There are three types of data files:
  • 1. The 2016 Belief and Sentiment training data. This is data in best format and includes discussion forum and newswire data. There are separate releases for the three languages (English, Chinese, Spanish). The releases include separate source, ERE, and best files.
  • 2. The 2016 Belief and Sentiment test data. This is data in best format and includes discussion forum and newswire data. There is a single release for all three languages. The release includes separate source, ERE, and best files for each language.
  • 3. Data tagged for committed belief. This is a different type of belief annotation (target only, source is only ever the author). This may be useful for training belief taggers.
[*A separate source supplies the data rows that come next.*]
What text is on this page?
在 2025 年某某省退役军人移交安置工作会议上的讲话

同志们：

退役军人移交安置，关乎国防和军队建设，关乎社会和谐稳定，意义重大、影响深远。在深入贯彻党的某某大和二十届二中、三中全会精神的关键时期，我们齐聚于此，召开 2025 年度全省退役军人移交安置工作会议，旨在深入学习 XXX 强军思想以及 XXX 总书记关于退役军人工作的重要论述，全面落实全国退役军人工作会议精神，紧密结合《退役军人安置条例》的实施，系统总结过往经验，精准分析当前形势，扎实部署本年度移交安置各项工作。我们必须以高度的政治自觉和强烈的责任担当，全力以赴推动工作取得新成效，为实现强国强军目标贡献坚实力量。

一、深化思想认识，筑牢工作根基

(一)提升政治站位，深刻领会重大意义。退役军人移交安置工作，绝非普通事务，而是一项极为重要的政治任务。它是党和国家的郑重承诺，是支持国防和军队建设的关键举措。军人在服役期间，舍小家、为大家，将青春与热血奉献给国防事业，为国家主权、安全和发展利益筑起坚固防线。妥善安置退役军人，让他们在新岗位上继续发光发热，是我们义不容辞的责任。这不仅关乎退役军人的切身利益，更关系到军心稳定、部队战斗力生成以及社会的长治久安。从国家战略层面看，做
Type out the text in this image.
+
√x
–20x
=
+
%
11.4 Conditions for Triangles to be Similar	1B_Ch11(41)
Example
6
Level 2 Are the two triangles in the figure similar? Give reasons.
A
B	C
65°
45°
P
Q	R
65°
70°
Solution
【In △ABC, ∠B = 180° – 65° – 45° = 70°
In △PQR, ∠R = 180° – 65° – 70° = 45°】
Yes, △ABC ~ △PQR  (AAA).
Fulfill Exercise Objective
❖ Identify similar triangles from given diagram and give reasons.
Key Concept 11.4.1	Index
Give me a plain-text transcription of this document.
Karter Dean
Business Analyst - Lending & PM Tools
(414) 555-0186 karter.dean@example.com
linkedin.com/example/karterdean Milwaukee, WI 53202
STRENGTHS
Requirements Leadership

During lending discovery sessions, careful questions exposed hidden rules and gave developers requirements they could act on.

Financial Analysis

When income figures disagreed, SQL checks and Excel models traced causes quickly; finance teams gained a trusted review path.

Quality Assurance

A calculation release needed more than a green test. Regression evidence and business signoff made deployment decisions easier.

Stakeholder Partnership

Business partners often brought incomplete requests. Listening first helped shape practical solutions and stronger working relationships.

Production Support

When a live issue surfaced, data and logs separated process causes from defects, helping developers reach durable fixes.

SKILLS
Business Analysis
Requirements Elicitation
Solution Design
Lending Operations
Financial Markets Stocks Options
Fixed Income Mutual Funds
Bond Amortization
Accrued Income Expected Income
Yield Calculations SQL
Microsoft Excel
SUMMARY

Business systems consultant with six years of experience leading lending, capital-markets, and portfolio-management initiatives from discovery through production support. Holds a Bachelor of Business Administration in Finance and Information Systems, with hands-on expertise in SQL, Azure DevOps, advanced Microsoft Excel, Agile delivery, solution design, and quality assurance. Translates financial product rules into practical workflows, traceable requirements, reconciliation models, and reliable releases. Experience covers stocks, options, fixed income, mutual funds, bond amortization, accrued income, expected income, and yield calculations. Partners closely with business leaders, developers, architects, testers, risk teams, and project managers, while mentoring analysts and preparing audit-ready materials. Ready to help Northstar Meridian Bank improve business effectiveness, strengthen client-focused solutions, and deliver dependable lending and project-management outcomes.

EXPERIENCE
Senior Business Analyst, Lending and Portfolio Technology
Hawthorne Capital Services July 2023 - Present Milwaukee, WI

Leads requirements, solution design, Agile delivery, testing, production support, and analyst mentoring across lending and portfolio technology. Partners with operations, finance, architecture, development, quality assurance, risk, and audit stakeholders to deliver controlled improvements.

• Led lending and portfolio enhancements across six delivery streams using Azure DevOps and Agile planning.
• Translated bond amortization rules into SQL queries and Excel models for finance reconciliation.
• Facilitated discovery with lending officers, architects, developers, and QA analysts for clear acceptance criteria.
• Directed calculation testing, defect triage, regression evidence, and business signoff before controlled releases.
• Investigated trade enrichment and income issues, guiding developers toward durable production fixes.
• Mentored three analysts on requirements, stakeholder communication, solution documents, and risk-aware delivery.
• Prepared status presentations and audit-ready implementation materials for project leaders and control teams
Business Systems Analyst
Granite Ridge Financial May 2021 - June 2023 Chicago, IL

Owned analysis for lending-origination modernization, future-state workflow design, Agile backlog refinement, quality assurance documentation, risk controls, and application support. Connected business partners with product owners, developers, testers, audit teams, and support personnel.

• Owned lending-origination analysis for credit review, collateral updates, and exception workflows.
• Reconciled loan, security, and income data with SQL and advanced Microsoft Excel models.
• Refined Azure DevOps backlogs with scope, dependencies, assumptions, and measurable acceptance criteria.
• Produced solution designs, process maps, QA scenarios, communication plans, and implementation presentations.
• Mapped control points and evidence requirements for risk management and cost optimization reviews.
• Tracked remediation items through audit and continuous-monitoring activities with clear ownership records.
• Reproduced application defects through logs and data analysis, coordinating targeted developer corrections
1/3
The content and format is explained in more detail in the data releases.
Note that participants in the 2017 eval are free to choose how they use the existing data; there is no need to treat the 2016 Belief and Sentiment test data differently from the 2016 Belief and Sentiment training data in preparing for the 2017 evaluation.

Details are as follows.

  • ALL LANGUAGES 2016 Eval data: LDC2016E114 (TAC KBP 2016 Belief and Sentiment Evaluation Gold Standard Annotation V2) Committed belief annotation: LDC2014E125 (DEFT Committed Belief Annotation Self-Evaluation Package)
  • ENGLISH 2016 training: LDC2016E27 (DEFT English Belief and Sentiment Annotation V2) - 2016 training: 236 documents, 165k words - 2016 eval: 165 documents, 100k words
    Committed belief annotation: LDC2014E55 (DEFT Committed Belief Annotation R1 V1.1) and LDC2014E106 (DEFT Committed Belief Annotation R2)
  • CHINESE 2016 training: LDC2016E61 (DEFT Chinese Belief and Sentiment Annotation) - 2016 training: 180 documents - 2016 eval: 159 documents
    Committed belief annotation: LDC2015E99 (DEFT Chinese Committed Belief Annotation)
  • SPANISH: 2016 training: LDC2016E62 (DEFT Spanish Belief and Sentiment Annotation) - 2016 training: 90 documents, 82k words - 2016 eval: 168 documents, 85k words
    Committed belief annotation: LDC2016E40 (DEFT Spanish Committed Belief Annotation)